Despite the said comparability of ROC AUC of our model and foreign models, in most cases, they are based on different criteria of selection of pairs, even with similar target variable. Some models described in the foreign literature disregard data on the past IVF attempts and consider the outcomes of the first program a woman participates in [14]. Our IVF model relies on the results of previous cycles: 40.9% of the women whose histories comprised the training dataset had unsuccessful IVF attempts previously. Thus, our model allows predicting IVF outcomes for a single cycle, which is an advantage, since some models by foreign researchers prognosticate cumulative success for several IVF cycles [10, 11].
All the above factors make comparison of the models by numerical indicators only partially objective. For example, it can be assumed that our model has a higher ROC AUC than the earlier described model [14], since it factors in data on the previous IVF attempts, which, for the 40.9% of women who enjoyed no success before (and whose data was part of the training dataset), translates into 92.95% chance of failure in the next IVF cycles.

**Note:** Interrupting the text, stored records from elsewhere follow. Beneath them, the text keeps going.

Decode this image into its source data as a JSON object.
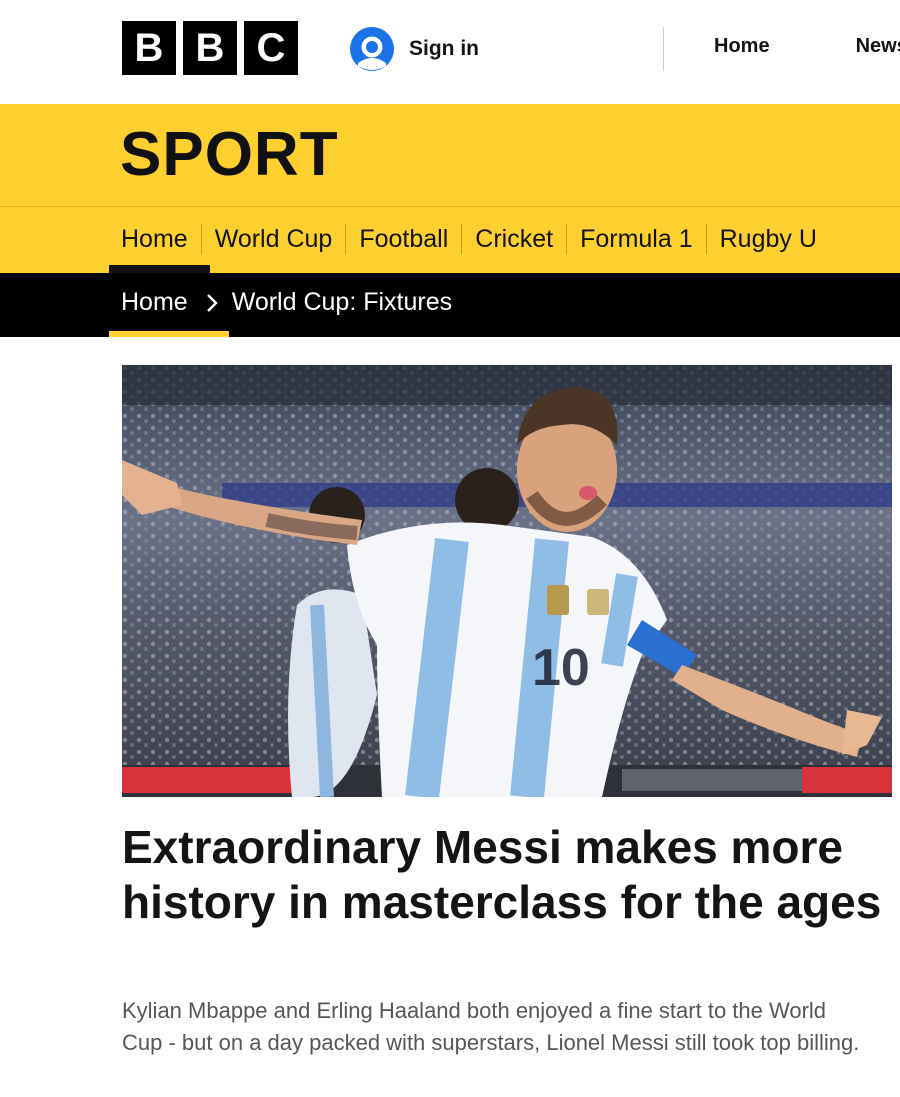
{
  "masthead": {
    "logo_letters": [
      "B",
      "B",
      "C"
    ],
    "signin_label": "Sign in",
    "user_icon": "user-account-icon",
    "nav": [
      "Home",
      "News"
    ]
  },
  "sport": {
    "title": "SPORT",
    "brand_color": "#fdd02f"
  },
  "section_nav": {
    "items": [
      "Home",
      "World Cup",
      "Football",
      "Cricket",
      "Formula 1",
      "Rugby U"
    ],
    "active": "Home"
  },
  "breadcrumb": {
    "items": [
      "Home",
      "World Cup: Fixtures"
    ],
    "separator_icon": "chevron-right-icon"
  },
  "article": {
    "headline": "Extraordinary Messi makes more history in masterclass for the ages",
    "summary": "Kylian Mbappe and Erling Haaland both enjoyed a fine start to the World Cup - but on a day packed with superstars, Lionel Messi still took top billing."
  }
}
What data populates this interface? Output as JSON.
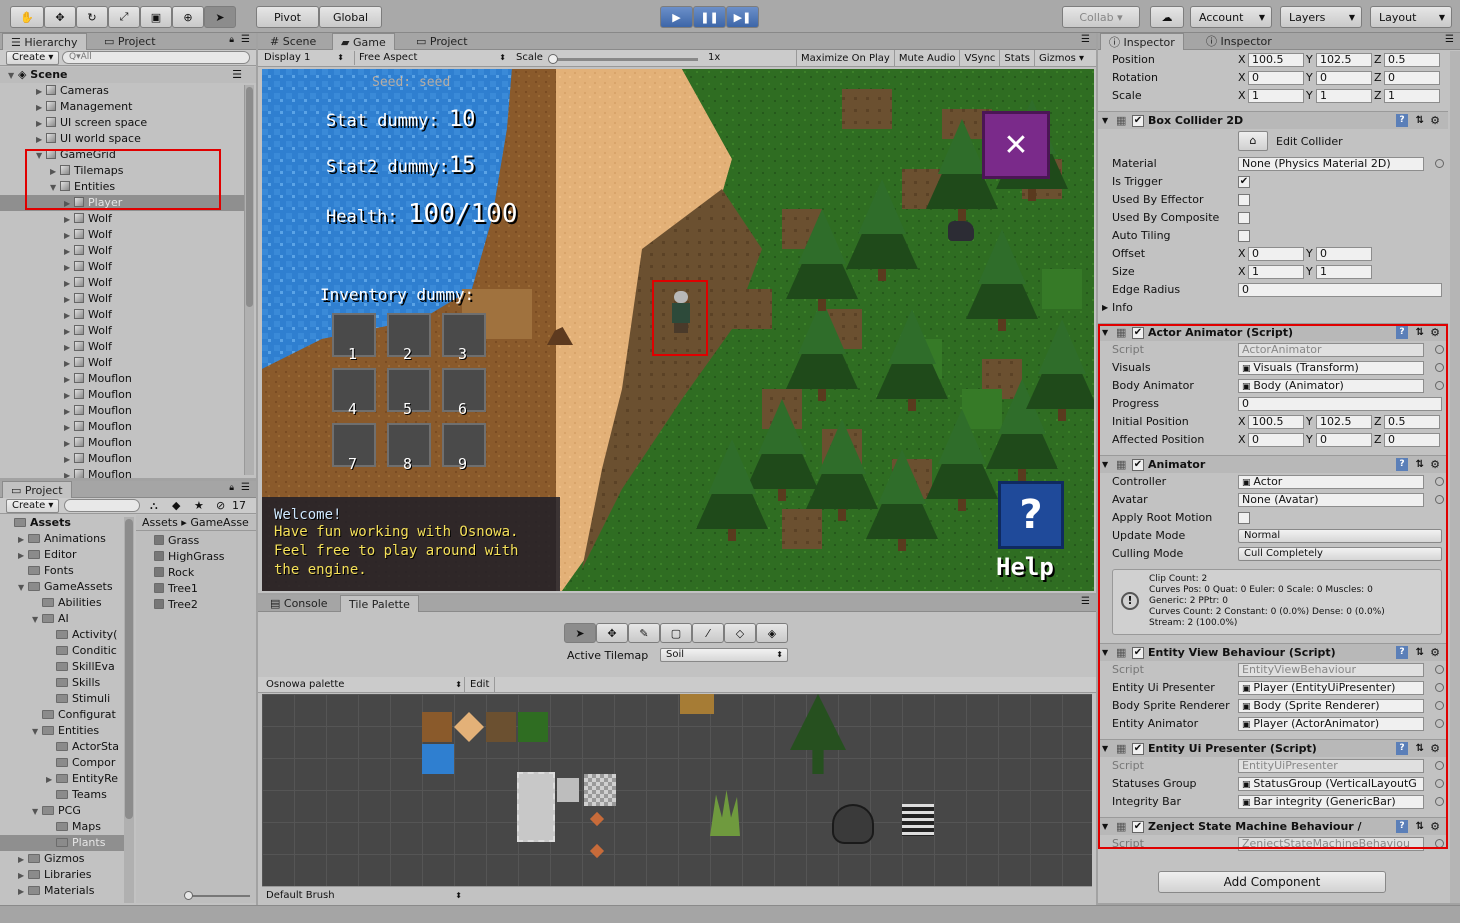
{
  "toolbar": {
    "pivot": "Pivot",
    "global": "Global",
    "collab": "Collab ▾",
    "account": "Account",
    "layers": "Layers",
    "layout": "Layout"
  },
  "hierarchy": {
    "tab": "Hierarchy",
    "tab2": "Project",
    "create": "Create ▾",
    "search": "Q▾All",
    "scene": "Scene",
    "items": [
      "Cameras",
      "Management",
      "UI screen space",
      "UI world space",
      "GameGrid",
      "Tilemaps",
      "Entities",
      "Player",
      "Wolf",
      "Wolf",
      "Wolf",
      "Wolf",
      "Wolf",
      "Wolf",
      "Wolf",
      "Wolf",
      "Wolf",
      "Wolf",
      "Mouflon",
      "Mouflon",
      "Mouflon",
      "Mouflon",
      "Mouflon",
      "Mouflon",
      "Mouflon"
    ]
  },
  "project": {
    "tab": "Project",
    "create": "Create ▾",
    "count": "17",
    "breadcrumb": "Assets ▸ GameAsse",
    "tree": [
      "Assets",
      "Animations",
      "Editor",
      "Fonts",
      "GameAssets",
      "Abilities",
      "AI",
      "Activity(",
      "Conditic",
      "SkillEva",
      "Skills",
      "Stimuli",
      "Configurat",
      "Entities",
      "ActorSta",
      "Compor",
      "EntityRe",
      "Teams",
      "PCG",
      "Maps",
      "Plants",
      "Gizmos",
      "Libraries",
      "Materials"
    ],
    "files": [
      "Grass",
      "HighGrass",
      "Rock",
      "Tree1",
      "Tree2"
    ]
  },
  "game": {
    "tabs": [
      "# Scene",
      "Game",
      "Project"
    ],
    "display": "Display 1",
    "aspect": "Free Aspect",
    "scale_label": "Scale",
    "scale_value": "1x",
    "toggles": [
      "Maximize On Play",
      "Mute Audio",
      "VSync",
      "Stats",
      "Gizmos ▾"
    ],
    "seed": "Seed: seed",
    "stat1_label": "Stat dummy:",
    "stat1": "10",
    "stat2_label": "Stat2 dummy:",
    "stat2": "15",
    "health_label": "Health:",
    "health": "100/100",
    "inventory": "Inventory dummy:",
    "slots": [
      "1",
      "2",
      "3",
      "4",
      "5",
      "6",
      "7",
      "8",
      "9"
    ],
    "welcome_title": "Welcome!",
    "welcome_lines": [
      "Have fun working with Osnowa.",
      "Feel free to play around with",
      "the engine."
    ],
    "help": "Help",
    "close_glyph": "✕",
    "help_glyph": "?"
  },
  "palette": {
    "tabs": [
      "Console",
      "Tile Palette"
    ],
    "active_tilemap_label": "Active Tilemap",
    "active_tilemap": "Soil",
    "palette_name": "Osnowa palette",
    "edit": "Edit",
    "brush": "Default Brush"
  },
  "inspector": {
    "tabs": [
      "Inspector",
      "Inspector"
    ],
    "transform": [
      {
        "label": "Position",
        "x": "100.5",
        "y": "102.5",
        "z": "0.5"
      },
      {
        "label": "Rotation",
        "x": "0",
        "y": "0",
        "z": "0"
      },
      {
        "label": "Scale",
        "x": "1",
        "y": "1",
        "z": "1"
      }
    ],
    "box": {
      "title": "Box Collider 2D",
      "edit": "Edit Collider",
      "material_label": "Material",
      "material": "None (Physics Material 2D)",
      "is_trigger": "Is Trigger",
      "used_by_effector": "Used By Effector",
      "used_by_composite": "Used By Composite",
      "auto_tiling": "Auto Tiling",
      "offset": "Offset",
      "offset_x": "0",
      "offset_y": "0",
      "size": "Size",
      "size_x": "1",
      "size_y": "1",
      "edge_radius": "Edge Radius",
      "edge_value": "0",
      "info": "Info"
    },
    "actor": {
      "title": "Actor Animator (Script)",
      "script_label": "Script",
      "script": "ActorAnimator",
      "visuals_label": "Visuals",
      "visuals": "Visuals (Transform)",
      "body_label": "Body Animator",
      "body": "Body (Animator)",
      "progress_label": "Progress",
      "progress": "0",
      "init_label": "Initial Position",
      "init_x": "100.5",
      "init_y": "102.5",
      "init_z": "0.5",
      "aff_label": "Affected Position",
      "aff_x": "0",
      "aff_y": "0",
      "aff_z": "0"
    },
    "animator": {
      "title": "Animator",
      "controller_label": "Controller",
      "controller": "Actor",
      "avatar_label": "Avatar",
      "avatar": "None (Avatar)",
      "root_label": "Apply Root Motion",
      "update_label": "Update Mode",
      "update": "Normal",
      "culling_label": "Culling Mode",
      "culling": "Cull Completely",
      "info": [
        "Clip Count: 2",
        "Curves Pos: 0 Quat: 0 Euler: 0 Scale: 0 Muscles: 0",
        "Generic: 2 PPtr: 0",
        "Curves Count: 2 Constant: 0 (0.0%) Dense: 0 (0.0%)",
        "Stream: 2 (100.0%)"
      ]
    },
    "view": {
      "title": "Entity View Behaviour (Script)",
      "script_label": "Script",
      "script": "EntityViewBehaviour",
      "ui_label": "Entity Ui Presenter",
      "ui": "Player (EntityUiPresenter)",
      "sprite_label": "Body Sprite Renderer",
      "sprite": "Body (Sprite Renderer)",
      "anim_label": "Entity Animator",
      "anim": "Player (ActorAnimator)"
    },
    "presenter": {
      "title": "Entity Ui Presenter (Script)",
      "script_label": "Script",
      "script": "EntityUiPresenter",
      "status_label": "Statuses Group",
      "status": "StatusGroup (VerticalLayoutG",
      "bar_label": "Integrity Bar",
      "bar": "Bar integrity (GenericBar)"
    },
    "zenject": {
      "title": "Zenject State Machine Behaviour /",
      "script_label": "Script",
      "script": "ZenjectStateMachineBehaviou"
    },
    "add_component": "Add Component"
  }
}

Considering the effectiveness of the developed model from a clinical perspective, we should note the identified most important IVF outcome predictors peculiar to Russian infertile couples. The list of such attributes includes both those traditionally accounted for (woman's age, number of fertilized oocytes, total number of oocytes, BMI, AMH level) and the predictors typically unregarded. For example, progesterone drugs during the luteal phase were shown to be associated with successful outcomes. Although prescribing progesterone is a routine clinical tactic, until now there has been no mathematically proven justification for the need to support the luteal phase of the induced cycle. Besides, there is now an objective confirmation of the negative effect previous unsuccessful IVF attempts have on the planned one. This fact, apparently, necessitates a review of the treatment tactics when the patient's history cites several (four, in this study) IVF failures. Despite the fact that today IVF is a routine infertility treatment method, and it would seem that all clinics apply standard protocols and technology, our model revealed establishment-dependent differences based on the data provided by them, which may justify an analysis of their approaches. An interesting fact uncovered in this study is the lack of dependence of IVF outcome on the confirmed infertility diagnosis in situations when all other significant factors are similar. This is contradictory to the results of many studies that seek a link between success/failure of IVF and infertility as a nosology.
CONCLUSIONS
Over the past decades, a number of IVF prediction models have been developed that aim at assessing the outcomes in individual cases, but, due to the insufficient prognostic capacity and statistical methods used, only a few of them have proven to be clinically significant. Machine learning, which enables interpretation of data and development of predictive models, finds increasingly wider application in clinical practice, especially for complex systems with multiple variables. In this study, we have built a model that predicts the outcome of IVF cycles with satisfactory forecasting efficiency, identified the important factors of IVF effectiveness, and uncovered interactions between them. We will continue to explore practical applications of the model seeking to assess the impact of variables on the efficacy of treatment.